ConViT : Vision Transformers with Convolutional Inductive Biases
This repository contains PyTorch code for ConViT. It builds on code from the Data-Efficient Vision Transformer and from timm.
For details see the ConViT paper by Stéphane d'Ascoli, Hugo Touvron, Matthew Leavitt, Ari Morcos, Giulio Biroli and Levent Sagun.

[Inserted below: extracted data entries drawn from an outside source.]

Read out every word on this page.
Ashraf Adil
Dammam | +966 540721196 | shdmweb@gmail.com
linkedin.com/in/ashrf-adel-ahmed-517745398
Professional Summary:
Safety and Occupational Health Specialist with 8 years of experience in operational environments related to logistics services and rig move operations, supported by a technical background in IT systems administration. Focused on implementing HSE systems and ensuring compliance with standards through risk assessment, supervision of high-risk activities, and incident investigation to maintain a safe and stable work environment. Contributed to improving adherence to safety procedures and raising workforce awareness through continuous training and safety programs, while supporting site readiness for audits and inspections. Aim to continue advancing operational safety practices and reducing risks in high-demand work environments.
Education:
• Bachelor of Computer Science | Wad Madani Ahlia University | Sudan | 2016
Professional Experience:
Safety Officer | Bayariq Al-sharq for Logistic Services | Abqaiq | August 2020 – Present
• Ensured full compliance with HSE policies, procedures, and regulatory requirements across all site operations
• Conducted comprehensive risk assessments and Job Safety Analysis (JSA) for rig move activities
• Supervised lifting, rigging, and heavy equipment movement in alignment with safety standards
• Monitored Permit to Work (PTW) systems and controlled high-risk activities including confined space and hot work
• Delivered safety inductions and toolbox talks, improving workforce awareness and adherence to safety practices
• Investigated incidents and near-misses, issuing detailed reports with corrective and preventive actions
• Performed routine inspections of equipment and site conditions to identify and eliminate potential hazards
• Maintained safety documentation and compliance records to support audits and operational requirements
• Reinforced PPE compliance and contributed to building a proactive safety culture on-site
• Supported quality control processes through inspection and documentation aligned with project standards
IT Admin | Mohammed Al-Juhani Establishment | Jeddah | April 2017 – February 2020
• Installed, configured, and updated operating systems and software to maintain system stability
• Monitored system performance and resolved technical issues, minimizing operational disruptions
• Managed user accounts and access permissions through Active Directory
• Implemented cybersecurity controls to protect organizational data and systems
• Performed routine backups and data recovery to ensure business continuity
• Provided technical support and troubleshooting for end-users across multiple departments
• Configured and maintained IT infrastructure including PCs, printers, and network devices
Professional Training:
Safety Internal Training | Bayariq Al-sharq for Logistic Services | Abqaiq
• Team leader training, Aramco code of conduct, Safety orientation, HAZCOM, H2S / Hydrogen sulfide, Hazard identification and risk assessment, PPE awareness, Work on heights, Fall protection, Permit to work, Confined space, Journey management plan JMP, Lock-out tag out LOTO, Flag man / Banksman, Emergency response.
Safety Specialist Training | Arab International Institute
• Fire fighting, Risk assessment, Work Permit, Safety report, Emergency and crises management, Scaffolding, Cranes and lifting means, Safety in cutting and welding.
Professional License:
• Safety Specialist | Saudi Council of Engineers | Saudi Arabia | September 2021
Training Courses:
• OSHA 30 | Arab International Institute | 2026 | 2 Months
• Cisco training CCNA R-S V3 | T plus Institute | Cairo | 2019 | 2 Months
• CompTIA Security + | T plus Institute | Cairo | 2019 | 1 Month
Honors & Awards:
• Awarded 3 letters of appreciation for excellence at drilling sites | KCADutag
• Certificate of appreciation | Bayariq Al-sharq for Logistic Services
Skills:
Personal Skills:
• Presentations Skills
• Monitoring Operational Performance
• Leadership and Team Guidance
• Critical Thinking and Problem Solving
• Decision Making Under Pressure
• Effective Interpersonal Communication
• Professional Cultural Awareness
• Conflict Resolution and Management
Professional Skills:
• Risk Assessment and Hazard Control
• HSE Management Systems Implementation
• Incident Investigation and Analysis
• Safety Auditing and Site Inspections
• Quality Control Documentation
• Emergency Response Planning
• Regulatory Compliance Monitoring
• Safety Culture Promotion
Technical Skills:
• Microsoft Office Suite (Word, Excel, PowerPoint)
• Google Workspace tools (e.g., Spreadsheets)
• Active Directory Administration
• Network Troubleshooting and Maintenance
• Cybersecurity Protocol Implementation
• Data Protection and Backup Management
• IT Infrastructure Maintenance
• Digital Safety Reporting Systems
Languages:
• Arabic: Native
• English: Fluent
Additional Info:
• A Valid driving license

If you use this code for a paper please cite:
@article{d2021convit,
title={ConViT: Improving Vision Transformers with Soft Convolutional Inductive Biases},
author={d'Ascoli, St{\'e}phane and Touvron, Hugo and Leavitt, Matthew and Morcos, Ari and Biroli, Giulio and Sagun, Levent},
journal={arXiv preprint arXiv:2103.10697},
year={2021}
}
Usage
Install PyTorch 1.7.0+ and torchvision 0.8.1+ and pytorch-image-models 0.3.2:
conda install -c pytorch pytorch torchvision
pip install timm==0.3.2
Data preparation
Download and extract ImageNet train and val images from http://image-net.org/. The directory structure is the standard layout for the torchvision datasets.ImageFolder
, and the training and validation data is expected to be in the train
folder and val
folder respectively:
/path/to/imagenet/
train/
class1/
img1.jpeg
class2/
img2.jpeg
val/
class1/
img3.jpeg
class/2
img4.jpeg
Evaluation
To evaluate ConViT-Ti on ImageNet test set, run:
python main.py --eval --model convit_tiny --pretrained --data-path /path/to/imagenet
This should give
[email protected] 73.116 [email protected] 91.710 loss 1.172
Training
To train ConViT-Ti on ImageNet on a single node with 4 gpus for 300 epochs run:
python -m torch.distributed.launch --nproc_per_node=4 --use_env main.py --model convit_tiny --batch-size 256 --data-path /path/to/imagenet
To train the same model on a subsampled version of ImageNet where we only use 10% of the images of each class, add --sampling_ratio 0.1
Multinode training
Distributed training is available via Slurm and submitit:
pip install submitit
To train ConViT-base on ImageNet on 2 nodes with 8 gpus each for 300 epochs:
python run_with_submitit.py --model convit_base --data-path /path/to/imagenet
License
The majority of this repository is released under the CC-BY-NC 4.0. license as found in the LICENSE file, however portions of the project are available under separate license terms: deit and timm are licensed under Apache 2.0.